Arts and Culture Missing From Budget Consultation Report

Alliance executive director Rob Gloor raises concerns over the absence of arts and culture in the report released yesterday by the Province's Select Standing Committee on Finance and Government Services:

"Yesterday, the Province's Select Standing Committee on Finance and Government Services released its Report on the Budget 2013 Consultations. Sixteen different arts organizations and associations made presentations to this committee through its hearings across the province or through written submissions. Many of these presentations, including my own on behalf of the Alliance for Arts and Culture, elaborated on the three major requests agreed upon by the Arts Coalition of BC, a network of provincial arts service organizations representing the many disciplines within our sector. 

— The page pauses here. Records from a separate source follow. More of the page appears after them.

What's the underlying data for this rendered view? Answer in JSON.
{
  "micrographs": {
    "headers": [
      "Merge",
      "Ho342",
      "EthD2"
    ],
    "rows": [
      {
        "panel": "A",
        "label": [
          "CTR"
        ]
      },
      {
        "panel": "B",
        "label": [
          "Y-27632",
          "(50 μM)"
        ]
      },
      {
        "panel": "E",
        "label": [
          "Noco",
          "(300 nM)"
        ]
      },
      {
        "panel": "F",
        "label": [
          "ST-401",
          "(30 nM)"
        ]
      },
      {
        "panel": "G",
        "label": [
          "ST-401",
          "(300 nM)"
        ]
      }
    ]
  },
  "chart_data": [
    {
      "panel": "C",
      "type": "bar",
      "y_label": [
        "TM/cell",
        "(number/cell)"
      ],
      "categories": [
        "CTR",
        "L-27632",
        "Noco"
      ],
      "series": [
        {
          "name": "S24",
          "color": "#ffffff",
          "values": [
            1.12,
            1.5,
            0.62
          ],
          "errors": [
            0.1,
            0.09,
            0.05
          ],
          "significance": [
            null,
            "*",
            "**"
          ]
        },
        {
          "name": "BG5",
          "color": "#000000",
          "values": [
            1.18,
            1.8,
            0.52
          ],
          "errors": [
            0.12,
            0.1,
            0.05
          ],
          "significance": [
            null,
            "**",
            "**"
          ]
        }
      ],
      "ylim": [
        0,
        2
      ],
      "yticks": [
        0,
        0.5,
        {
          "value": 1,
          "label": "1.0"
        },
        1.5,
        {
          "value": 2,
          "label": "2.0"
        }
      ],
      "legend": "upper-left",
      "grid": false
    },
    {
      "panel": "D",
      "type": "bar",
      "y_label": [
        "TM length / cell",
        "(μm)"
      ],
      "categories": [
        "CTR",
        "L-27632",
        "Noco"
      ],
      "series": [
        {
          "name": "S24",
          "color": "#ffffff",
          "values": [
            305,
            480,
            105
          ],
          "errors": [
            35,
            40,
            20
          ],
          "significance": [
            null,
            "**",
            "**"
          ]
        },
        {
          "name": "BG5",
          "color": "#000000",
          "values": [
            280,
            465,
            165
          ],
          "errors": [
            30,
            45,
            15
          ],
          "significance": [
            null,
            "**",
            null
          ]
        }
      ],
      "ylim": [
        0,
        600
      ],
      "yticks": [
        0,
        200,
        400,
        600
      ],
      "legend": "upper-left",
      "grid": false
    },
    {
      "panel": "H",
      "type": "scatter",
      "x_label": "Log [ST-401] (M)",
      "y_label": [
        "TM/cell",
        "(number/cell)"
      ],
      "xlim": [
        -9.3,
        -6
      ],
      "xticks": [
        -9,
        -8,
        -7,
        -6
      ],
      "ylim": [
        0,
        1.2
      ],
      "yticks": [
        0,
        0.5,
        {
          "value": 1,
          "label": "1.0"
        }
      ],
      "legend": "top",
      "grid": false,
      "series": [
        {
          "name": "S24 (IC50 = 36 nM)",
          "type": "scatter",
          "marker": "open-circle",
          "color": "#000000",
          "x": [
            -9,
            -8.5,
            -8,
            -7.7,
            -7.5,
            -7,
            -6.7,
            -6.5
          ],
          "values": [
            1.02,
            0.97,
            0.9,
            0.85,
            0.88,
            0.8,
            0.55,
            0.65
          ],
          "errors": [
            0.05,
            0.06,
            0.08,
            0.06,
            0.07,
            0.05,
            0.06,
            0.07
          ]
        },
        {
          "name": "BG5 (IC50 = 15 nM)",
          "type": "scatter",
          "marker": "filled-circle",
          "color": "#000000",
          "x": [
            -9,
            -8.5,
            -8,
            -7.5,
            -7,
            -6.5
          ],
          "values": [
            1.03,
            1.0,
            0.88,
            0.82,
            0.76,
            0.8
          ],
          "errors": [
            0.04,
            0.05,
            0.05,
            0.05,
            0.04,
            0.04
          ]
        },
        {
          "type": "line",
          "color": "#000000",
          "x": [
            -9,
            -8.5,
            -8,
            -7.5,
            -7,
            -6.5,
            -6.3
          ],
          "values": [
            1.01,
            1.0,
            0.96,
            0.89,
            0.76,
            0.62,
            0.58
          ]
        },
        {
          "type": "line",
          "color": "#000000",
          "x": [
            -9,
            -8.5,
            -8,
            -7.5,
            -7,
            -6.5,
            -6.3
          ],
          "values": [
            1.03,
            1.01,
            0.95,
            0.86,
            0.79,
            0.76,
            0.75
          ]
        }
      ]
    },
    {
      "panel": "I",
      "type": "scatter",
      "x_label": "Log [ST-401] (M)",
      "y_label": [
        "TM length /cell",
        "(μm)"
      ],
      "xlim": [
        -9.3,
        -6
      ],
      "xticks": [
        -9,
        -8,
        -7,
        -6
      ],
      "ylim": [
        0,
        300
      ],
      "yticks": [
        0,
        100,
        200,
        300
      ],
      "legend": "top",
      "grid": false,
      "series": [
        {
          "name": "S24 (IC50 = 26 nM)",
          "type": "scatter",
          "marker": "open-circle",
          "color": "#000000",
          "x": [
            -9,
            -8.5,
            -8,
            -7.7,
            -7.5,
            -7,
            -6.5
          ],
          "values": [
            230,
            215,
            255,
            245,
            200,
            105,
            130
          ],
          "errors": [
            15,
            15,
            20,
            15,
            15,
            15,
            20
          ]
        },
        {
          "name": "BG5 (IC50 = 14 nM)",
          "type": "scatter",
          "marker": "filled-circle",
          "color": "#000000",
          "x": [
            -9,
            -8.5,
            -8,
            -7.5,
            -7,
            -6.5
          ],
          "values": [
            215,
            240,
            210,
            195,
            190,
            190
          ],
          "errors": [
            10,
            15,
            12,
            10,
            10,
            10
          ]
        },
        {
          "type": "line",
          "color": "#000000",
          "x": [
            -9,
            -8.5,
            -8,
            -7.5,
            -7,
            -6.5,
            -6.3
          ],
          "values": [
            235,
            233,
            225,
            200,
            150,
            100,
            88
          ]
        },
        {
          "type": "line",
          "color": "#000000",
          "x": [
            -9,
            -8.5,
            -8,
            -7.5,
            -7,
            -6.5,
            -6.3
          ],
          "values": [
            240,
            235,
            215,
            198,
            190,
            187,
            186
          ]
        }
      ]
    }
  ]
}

Remarkably, the Report on the Budget 2013 Consultations made no reference to the requests brought forward by the arts community, in spite of the sector's significant impact on BC's economic and social development. In BC, according to Statistics Canada, over 87,000 people have their primary employment in the cultural sector, which is greater than forestry and mining combined. Overall, the cultural sector impacts 7.1% of total employment in Canada, and 7.4% of GDP. On top of the economic case, countless studies document the benefits of arts and culture in youth development and healthy communities, which are priorities of our provincial government.

In last year's report from this same committee, arts and culture featured prominently. The 2012 report acknowledged the active participation of the arts community in the consultations; it mentioned the arts community's request to improve gaming grants; and it dedicated a section of the report to a description of arts and culture presentations. The report put forward a recommendation to "recognize the economic benefits of a vibrant arts and culture sector." It was not a particularly strong or specific direction to government, but it was there.  

This year's report and recommendations include no mention of arts and culture, except for one indirect reference. Recommendation 17 states, "Continue annual funding for sport, as provided by the 2010 Sport and Arts Legacy Fund, in the next three-year budget plan and base budget of the Ministry of Community, Sport and Cultural Development." There is no corresponding recommendation to "continue annual funding for culture." While we have been given no signal that arts funding is at risk of new cuts, there is nothing in the committee's report to recommend against such action. 

We at the Alliance are hopeful that the 2013 budget will include a clear proposal to replace the funds that will disappear when the 2010 Sport and Arts Legacy Fund ends this year. In its place, we strongly recommend an increase to the base funding for BC Arts Council grants, full restoration of Gaming Grants, and introduction of multi-year grant opportunities in both programs.

As we move from these budget consultations toward actual budget proposals, the government and the opposition parties will be positioning themselves for a spring election. The Alliance for Arts and Culture will be working to advance the case for culture with all parties throughout this process. We expect politicians to make their positions on the arts perfectly clear in the budget debate, and in the subsequent election campaign. In the coming weeks and months, we will engage with our members and our fellow arts service organizations to promote strong Public Cultural Policy for British Columbia. We look forward to having your support for this important challenge ahead."